NUMA poised to power Intel-based servers

Although it may be some time before NUMA (Non-Uniform Memory Access) technology creeps outside its higher-end niche applications, Microsoft's strong endorsement of the technology figures to generate more market interest and possibly speed development among both Unix-based and Intel-based server competitors and allies alike.

Earlier this month Microsoft said it would support NUMA in its upcoming Windows .Net DataCenter Server as well as its Windows .Net Enterprise Server, expected to be delivered by the end of this year.

Available for years in high-end Unix servers running SMP (symmetric multi-processor) configurations, NUMA technology allows for faster communication between distributed memory in a multi-processor server, explained Brad Day, a senior analyst at Giga Information Group Inc. in Cambridge, Mass.
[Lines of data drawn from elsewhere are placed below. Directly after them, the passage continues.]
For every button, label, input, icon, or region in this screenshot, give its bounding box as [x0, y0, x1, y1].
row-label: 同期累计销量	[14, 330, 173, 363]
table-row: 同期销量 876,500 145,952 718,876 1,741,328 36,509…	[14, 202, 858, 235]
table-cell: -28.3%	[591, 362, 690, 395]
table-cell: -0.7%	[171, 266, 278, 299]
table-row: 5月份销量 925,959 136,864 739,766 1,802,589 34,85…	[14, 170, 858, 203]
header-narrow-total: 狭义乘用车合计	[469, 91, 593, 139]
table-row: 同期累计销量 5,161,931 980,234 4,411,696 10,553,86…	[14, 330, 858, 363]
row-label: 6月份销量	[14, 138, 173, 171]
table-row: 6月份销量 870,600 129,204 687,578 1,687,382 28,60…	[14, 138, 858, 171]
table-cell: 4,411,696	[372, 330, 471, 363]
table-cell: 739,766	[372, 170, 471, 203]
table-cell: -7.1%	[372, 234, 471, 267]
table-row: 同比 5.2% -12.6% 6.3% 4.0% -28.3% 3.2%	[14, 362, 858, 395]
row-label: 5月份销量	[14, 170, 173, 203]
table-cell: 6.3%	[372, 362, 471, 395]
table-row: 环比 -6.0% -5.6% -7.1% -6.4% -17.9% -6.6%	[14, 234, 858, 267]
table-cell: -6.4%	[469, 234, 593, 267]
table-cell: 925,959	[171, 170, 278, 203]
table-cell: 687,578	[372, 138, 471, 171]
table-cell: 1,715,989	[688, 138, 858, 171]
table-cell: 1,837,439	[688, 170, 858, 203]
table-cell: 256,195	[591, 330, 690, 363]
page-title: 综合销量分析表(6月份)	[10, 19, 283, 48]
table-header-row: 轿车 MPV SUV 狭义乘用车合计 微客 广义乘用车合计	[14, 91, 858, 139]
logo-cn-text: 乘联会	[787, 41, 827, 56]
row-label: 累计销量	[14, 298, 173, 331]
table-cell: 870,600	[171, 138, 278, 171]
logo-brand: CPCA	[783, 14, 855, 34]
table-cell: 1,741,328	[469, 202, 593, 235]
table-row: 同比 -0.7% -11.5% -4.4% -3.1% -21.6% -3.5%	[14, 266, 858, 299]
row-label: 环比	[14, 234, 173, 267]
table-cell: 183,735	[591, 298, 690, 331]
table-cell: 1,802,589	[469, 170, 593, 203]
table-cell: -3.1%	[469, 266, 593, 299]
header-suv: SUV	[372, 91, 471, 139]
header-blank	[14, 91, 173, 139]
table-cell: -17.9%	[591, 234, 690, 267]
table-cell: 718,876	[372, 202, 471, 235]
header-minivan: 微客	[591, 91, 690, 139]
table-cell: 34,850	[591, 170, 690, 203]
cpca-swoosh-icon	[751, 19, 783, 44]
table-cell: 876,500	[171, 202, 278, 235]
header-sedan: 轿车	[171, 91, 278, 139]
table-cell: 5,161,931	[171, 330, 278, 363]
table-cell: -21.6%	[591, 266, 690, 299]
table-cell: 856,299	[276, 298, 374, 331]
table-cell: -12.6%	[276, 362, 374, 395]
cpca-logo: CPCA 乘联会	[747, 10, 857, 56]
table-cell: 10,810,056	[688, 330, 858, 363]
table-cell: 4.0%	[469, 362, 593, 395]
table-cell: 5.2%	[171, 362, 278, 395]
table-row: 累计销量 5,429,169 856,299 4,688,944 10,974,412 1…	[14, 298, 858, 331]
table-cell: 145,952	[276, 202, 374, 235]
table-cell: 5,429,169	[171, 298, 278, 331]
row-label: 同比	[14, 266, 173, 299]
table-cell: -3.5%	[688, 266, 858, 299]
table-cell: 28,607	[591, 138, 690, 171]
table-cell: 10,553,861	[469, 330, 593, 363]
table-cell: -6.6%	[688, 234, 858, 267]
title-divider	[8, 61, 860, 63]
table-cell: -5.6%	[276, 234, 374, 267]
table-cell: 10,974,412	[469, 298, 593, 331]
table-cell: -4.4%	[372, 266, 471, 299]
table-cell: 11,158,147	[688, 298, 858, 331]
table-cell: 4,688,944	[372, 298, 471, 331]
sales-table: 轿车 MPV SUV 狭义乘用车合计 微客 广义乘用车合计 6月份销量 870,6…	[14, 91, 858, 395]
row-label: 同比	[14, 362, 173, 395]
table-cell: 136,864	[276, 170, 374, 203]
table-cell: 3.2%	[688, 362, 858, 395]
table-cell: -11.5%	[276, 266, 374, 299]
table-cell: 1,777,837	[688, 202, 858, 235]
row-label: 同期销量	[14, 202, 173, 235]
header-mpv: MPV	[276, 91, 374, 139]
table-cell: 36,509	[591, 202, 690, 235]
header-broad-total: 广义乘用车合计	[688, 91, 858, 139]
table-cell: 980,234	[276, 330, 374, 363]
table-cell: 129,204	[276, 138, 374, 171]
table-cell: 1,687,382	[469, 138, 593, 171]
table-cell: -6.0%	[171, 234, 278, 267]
At the surface, Microsoft's motivation for bringing NUMA to Windows stems from the recent release of Intel's Xeon MP (multi-processor) server chips, which can scale to as many as 16-way SMP configurations. As Vendors including IBM Corp., Dell Computer Corp., Compaq Computer Corp., Hewlett-Packard Co. (HP), and others begin introducing servers based on Xeon MP that run more than 8-way processor configurations, NUMA technology will be there as an option for users looking for stable computing platforms on such high-end server systems, said Day.

"Microsoft up to this point has really been focusing on optimizing their SMP scaling for up to 8-way server frameworks," Day said. "But now vendors realize they can build larger quads -- combinations of four processors -- based on the Xeon MP. And when you start to expand the microprocessor architecture of servers beyond 8-way, you need to take advantage of both near and far memory to get better scaling -- that's what NUMA brings."

IBM's recently introduced x440 server represents the beginning of the arrival of Xeon MP-based servers. The x440 scales up to a 16-way system, according to IBM.

Although not yet a serious threat to high-end Unix servers, Microsoft's implementation of the technology on lower-end Intel platforms should promote interest for the technology among leading Windows server OEMs while applying added pressure on the market for higher-end NUMA servers sold by their own Unix divisions or by competitors.

"I don't think Microsoft's [NUMA] implementations will seriously threaten those of the Unix vendors, but it may keep them honest and moving forward. Not a bad situation for users like us with investments in both," said John Hildenbrand, systems engineer at a large public utility in Gaithersburg, Md.

Perhaps more importantly, NUMA-based versions of Microsoft's enterprise servers will present richer opportunities for hundreds of software developers to pursue opportunities at the highest levels of the enterprise.

"This is a milestone for Windows developers because a lot of ISVs have been looking for a reason to more finely thread their applications to scale to 8- and 16-way configurations. IBM and Oracle should be happy to see this. Databases have never had a problem taking advantage of as many processors as you can put on a system," said Jay Bretzmann, director of product marketing for IBM's e-Server series.

With many hardware makers on both sides of the Intel-Unix fence already out there with NUMA implementations, the blue collar work from here on out figures to be on the developers who must adapt their existing applications to exploit the architecture, which may prove to be no mean feat.

"The burden now is on the database guys such as Microsoft with SQL Server and IBM with DB2. There will be a lot of tweaking that needs to be done there, as we saw in the case of the 32-way CMP-based systems," said Tim Donahue, an associate partner at Accenture in Columbus, referring to Unisys' Intel-based system. "But the key here is Microsoft's willingness to support these higher-end platforms."

Besides databases, Donahue believes the fortunes of companies such as The SAS Institute with associated or attendant database technologies such as data mining and data warehousing will also benefit greatly from NUMA being popularized on Intel.

Before Wintel-based companies start delivering their next-generation NUMA goods, there will be a lot of market posturing that might obscure existing technologies that could serve their needs adequately.

"To be candid, what is probably shaping up is a bragging rights game in terms of some staking out a position at the high end. Most of the things our customers want to do in terms of evolving their internal IT capabilities, as well as supporting their business applications, can be done on the Windows 2000 platform now," said Ashish Kumar, CTO of Avanade.

NUMA will become only one of many options for Windows server customers looking to scale beyond 8-way servers. For example, Microsoft also supports SMP server company Unisys which makes a 32-way SMP server that already runs the Windows Server OS.

But as the industry continues to seek more Intel-based systems for their low price, NUMA technology will likely flourish as an efficient method for creating high-powered Intel servers.

"There is a business reason why we are seeing these [Intel-based] server vendors go to this technology. It is less expensive to build four-cell systems and interconnect them than it is to have all the infrastructure to support a large symmetric multiprocesssor. This allows them to offer it at a much lower cost to users," said Bob Ellsworth, group product manager for the Windows server product group.